Find Your Own Definition of Success

Many years ago I owned a fulfillment company with another woman and we applied for a “Best Customer Service” award from a top-tier international company. We were one of more than a hundred companies that entered the competition, and we won third place. At the award ceremony, the late John Wooden handed out the awards. For those like me who don’t closely follow basketball, John Wooden was simply an American basketball player and coach. But for those who eat basketball statistics for breakfast, Wooden’s record as the head coach at UCLA who won ten NCAA national championships in a twelve-year period— an unprecedented seven in a row—he was a god. One of the things he said that day was, “Success is peace of mind, which is a direct result of self-satisfaction in knowing you did your best to become the best you are capable of becoming.” This stuck with me, as I had been searching for my own definition of success. When I heard his words, I knew this was true for me. I knew that I would always be looking for things that used my skills, talents, and strengths. I knew that I would always do things that would be the best use of me. I knew that I want to be thoroughly used up when I die. As George Bernard Shaw wrote in Man and Superman, in the “Epistle Dedicatory to Arthur Bingham Walkley” (1903):

This is the true joy in life, the being used for a purpose recognized by yourself as a mighty one; the being a force of nature instead of a feverish, selfish little clod of ailments and grievances complaining that the world will not devote itself to making you happy. I am of the opinion that my life belongs to the whole community, and as long as I live it is my privilege to do for it whatever I can. I want to be thoroughly used up when I die, for the harder I work the more I live. I rejoice in life for its own.

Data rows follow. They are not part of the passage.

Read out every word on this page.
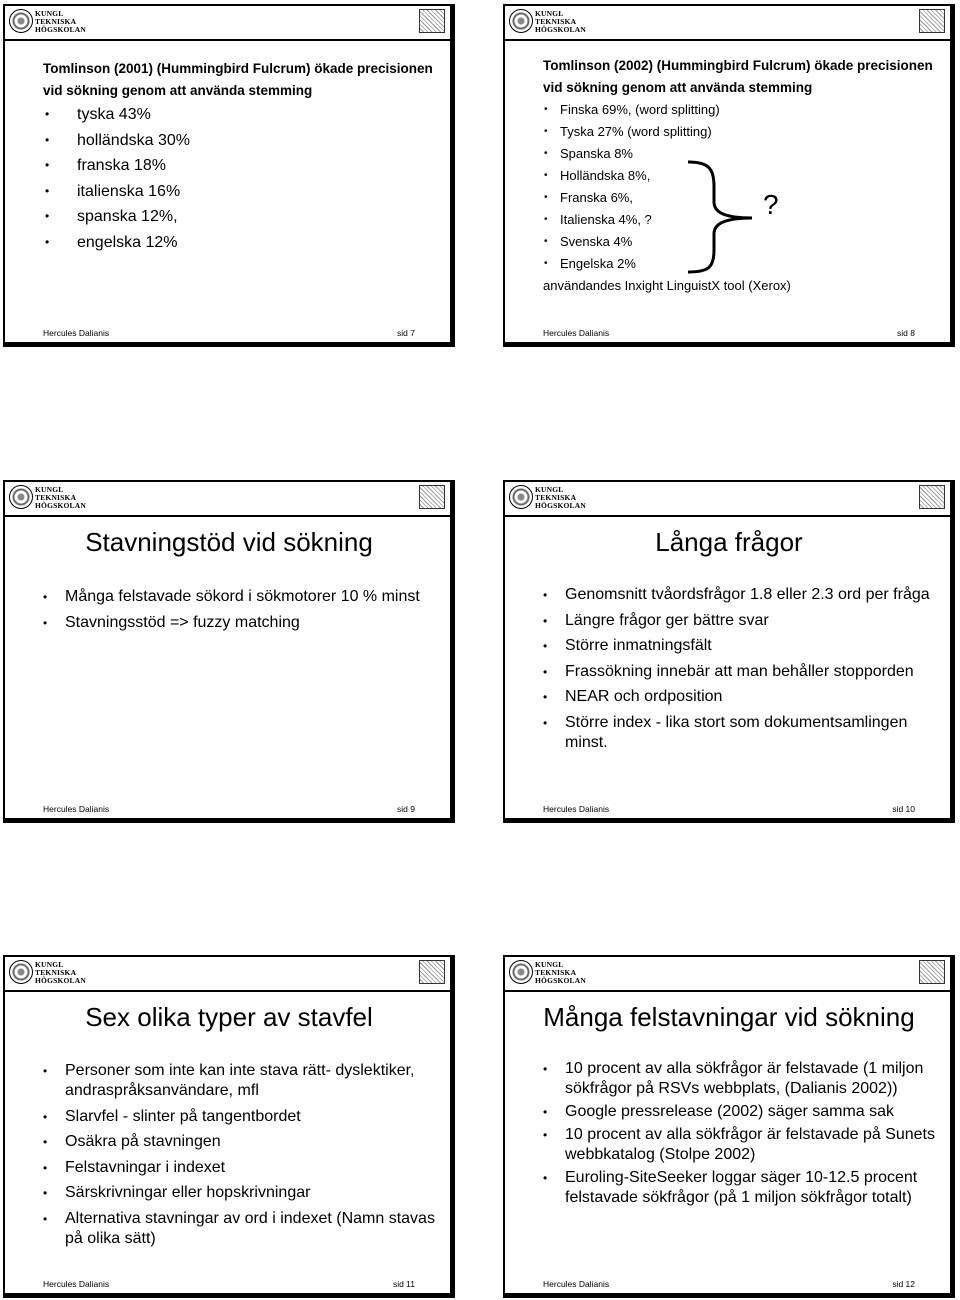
KUNGL
TEKNISKA
HÖGSKOLAN
Tomlinson (2001) (Hummingbird Fulcrum) ökade precisionen vid sökning genom att använda stemming
• tyska 43%
• holländska 30%
• franska 18%
• italienska 16%
• spanska 12%,
• engelska 12%
Hercules Dalianis	sid 7
KUNGL
TEKNISKA
HÖGSKOLAN
Tomlinson (2002) (Hummingbird Fulcrum) ökade precisionen vid sökning genom att använda stemming
• Finska 69%, (word splitting)
• Tyska 27% (word splitting)
• Spanska 8%
• Holländska 8%,
• Franska 6%,
• Italienska 4%, ?
• Svenska 4%
• Engelska 2%
användandes Inxight LinguistX tool (Xerox)
Hercules Dalianis	sid 8
?
KUNGL
TEKNISKA
HÖGSKOLAN
Stavningstöd vid sökning
• Många felstavade sökord i sökmotorer 10 % minst
• Stavningsstöd => fuzzy matching
Hercules Dalianis	sid 9
KUNGL
TEKNISKA
HÖGSKOLAN
Långa frågor
• Genomsnitt tvåordsfrågor 1.8 eller 2.3 ord per fråga
• Längre frågor ger bättre svar
• Större inmatningsfält
• Frassökning innebär att man behåller stopporden
• NEAR och ordposition
• Större index - lika stort som dokumentsamlingen minst.
Hercules Dalianis	sid 10
KUNGL
TEKNISKA
HÖGSKOLAN
Sex olika typer av stavfel
• Personer som inte kan inte stava rätt- dyslektiker, andraspråksanvändare, mfl
• Slarvfel - slinter på tangentbordet
• Osäkra på stavningen
• Felstavningar i indexet
• Särskrivningar eller hopskrivningar
• Alternativa stavningar av ord i indexet (Namn stavas på olika sätt)
Hercules Dalianis	sid 11
KUNGL
TEKNISKA
HÖGSKOLAN
Många felstavningar vid sökning
• 10 procent av alla sökfrågor är felstavade (1 miljon sökfrågor på RSVs webbplats, (Dalianis 2002))
• Google pressrelease (2002) säger samma sak
• 10 procent av alla sökfrågor är felstavade på Sunets webbkatalog (Stolpe 2002)
• Euroling-SiteSeeker loggar säger 10-12.5 procent felstavade sökfrågor (på 1 miljon sökfrågor totalt)
Hercules Dalianis	sid 12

The above is an excerpt from Gutsy Women Win: How to Get Gutsy and Get Going.

1 comment

Helen Vanderberg
 

I've always been a great fan of George Bernard Shaw, especially his "Man and Superman." Mind you, he always liked to stir things up, another criteria for making a splash. But I like the idea of being thoroughly used up; at the end. Wallace Stegner's "Crossing to Safety" is a wonderful expression of the urge.